Te acordás cuando yo no quería ir a almorzar a lo de tu mamá dos veces por semana, y vos insististe? Cuando quise adoptar ese perro que lo llamé  Perru y vino hacia mí corriendo, y vos me obligaste a dejarlo en la calle?

No tengo ganas de explicarte por qué me fui, o de excusarme por la manera en que me fui. Vas a decirle a todos que te deje por whatsapp. No me avergüenza, porque mi naturaleza es correr hacia adelante cuando percibo el peligro.

Y el peligro era quedarme en ese mar gris de tu compañía, mientras me cagaba encima la gaviota del envejecimiento. Era la promesa de una vida descolorida, tenía que eyectarme.

No me entendiste, no supiste ver mi esencia de cañita voladora, de gacela salvaje, de guepardo corriendo.

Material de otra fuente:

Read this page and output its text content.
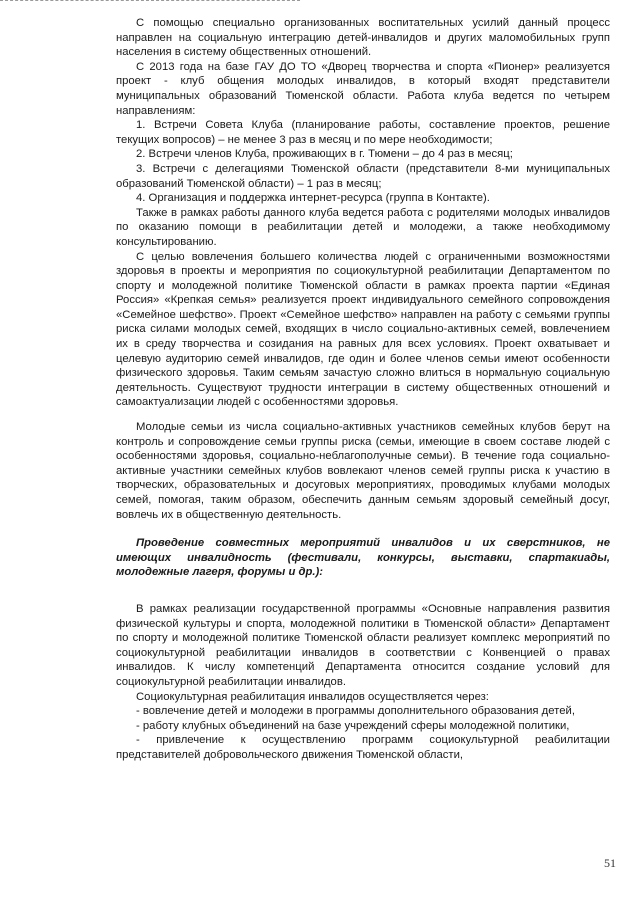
С помощью специально организованных воспитательных усилий данный процесс направлен на социальную интеграцию детей-инвалидов и других маломобильных групп населения в систему общественных отношений.

С 2013 года на базе ГАУ ДО ТО «Дворец творчества и спорта «Пионер» реализуется проект - клуб общения молодых инвалидов, в который входят представители муниципальных образований Тюменской области. Работа клуба ведется по четырем направлениям:

1. Встречи Совета Клуба (планирование работы, составление проектов, решение текущих вопросов) – не менее 3 раз в месяц и по мере необходимости;

2. Встречи членов Клуба, проживающих в г. Тюмени – до 4 раз в месяц;

3. Встречи с делегациями Тюменской области (представители 8-ми муниципальных образований Тюменской области) – 1 раз в месяц;

4. Организация и поддержка интернет-ресурса (группа в Контакте).

Также в рамках работы данного клуба ведется работа с родителями молодых инвалидов по оказанию помощи в реабилитации детей и молодежи, а также необходимому консультированию.

С целью вовлечения большего количества людей с ограниченными возможностями здоровья в проекты и мероприятия по социокультурной реабилитации Департаментом по спорту и молодежной политике Тюменской области в рамках проекта партии «Единая Россия» «Крепкая семья» реализуется проект индивидуального семейного сопровождения «Семейное шефство». Проект «Семейное шефство» направлен на работу с семьями группы риска силами молодых семей, входящих в число социально-активных семей, вовлечением их в среду творчества и созидания на равных для всех условиях. Проект охватывает и целевую аудиторию семей инвалидов, где один и более членов семьи имеют особенности физического здоровья. Таким семьям зачастую сложно влиться в нормальную социальную деятельность. Существуют трудности интеграции в систему общественных отношений и самоактуализации людей с особенностями здоровья.

Молодые семьи из числа социально-активных участников семейных клубов берут на контроль и сопровождение семьи группы риска (семьи, имеющие в своем составе людей с особенностями здоровья, социально-неблагополучные семьи). В течение года социально-активные участники семейных клубов вовлекают членов семей группы риска к участию в творческих, образовательных и досуговых мероприятиях, проводимых клубами молодых семей, помогая, таким образом, обеспечить данным семьям здоровый семейный досуг, вовлечь их в общественную деятельность.

Проведение совместных мероприятий инвалидов и их сверстников, не имеющих инвалидность (фестивали, конкурсы, выставки, спартакиады, молодежные лагеря, форумы и др.):

В рамках реализации государственной программы «Основные направления развития физической культуры и спорта, молодежной политики в Тюменской области» Департамент по спорту и молодежной политике Тюменской области реализует комплекс мероприятий по социокультурной реабилитации инвалидов в соответствии с Конвенцией о правах инвалидов. К числу компетенций Департамента относится создание условий для социокультурной реабилитации инвалидов.

Социокультурная реабилитация инвалидов осуществляется через:

- вовлечение детей и молодежи в программы дополнительного образования детей,

- работу клубных объединений на базе учреждений сферы молодежной политики,

- привлечение к осуществлению программ социокультурной реабилитации представителей добровольческого движения Тюменской области,

51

En este preciso instante me percibo viva a mí misma, y eso me alcanza y sobra. ¡Te mando un beso desde Mar del Plata, brindo por todo lo vivido y te deseo asimismo que tengas buena vida! No desprecio tu manera de existir, simplemente no vas hacia donde yo voy.

Creo que fue Albert Schweitzer quien dijo algo muy simple y cierto: “Soy un ser vivo y deseo vivir, en medio de seres vivos que desean vivir». La vida tiende a vivir, te lo dice la materia. Las heridas tienden a cicatrizar en el cuerpo. Un tejido nuevo crece sobre otro desintegrado. Una neurona se ocupa del trabajo de otra que murió, un ciego oye más para compensar su defecto… todo tiende a sobrevivir. Y yo. Y vos.  Dejar atrás es parte de mi ser. No te dejo atrás a vos, sino a una situación de la cual tuve que emerger nueva, más caliente, como si la vida misma me pariera desde mi propio pasado.

Conseguí trabajo en un club como entrenadora, empiezo ahora en abril, y en el verano haré valer mi título de guardavidas en algún balneario, Siempre me gustó correr hacia el mar y rescatar a alguien, hacerle la resucitación y ver que vuelve a la vida, que tiende a vivir. Que el mar escupió a esa persona para darle una segunda oportunidad, un inicio, un antes y un después.

Sin más, te mando un abrazo. Creo que no te expliqué nada en realidad, pero espero recuerdes con cariño el día en que corrí la media maratón de Buenos Aires. ¿Te acordás? Me  alcanzaste el agua y la toalla cuando llegué a la meta y me dijiste que mi cara resplandecía.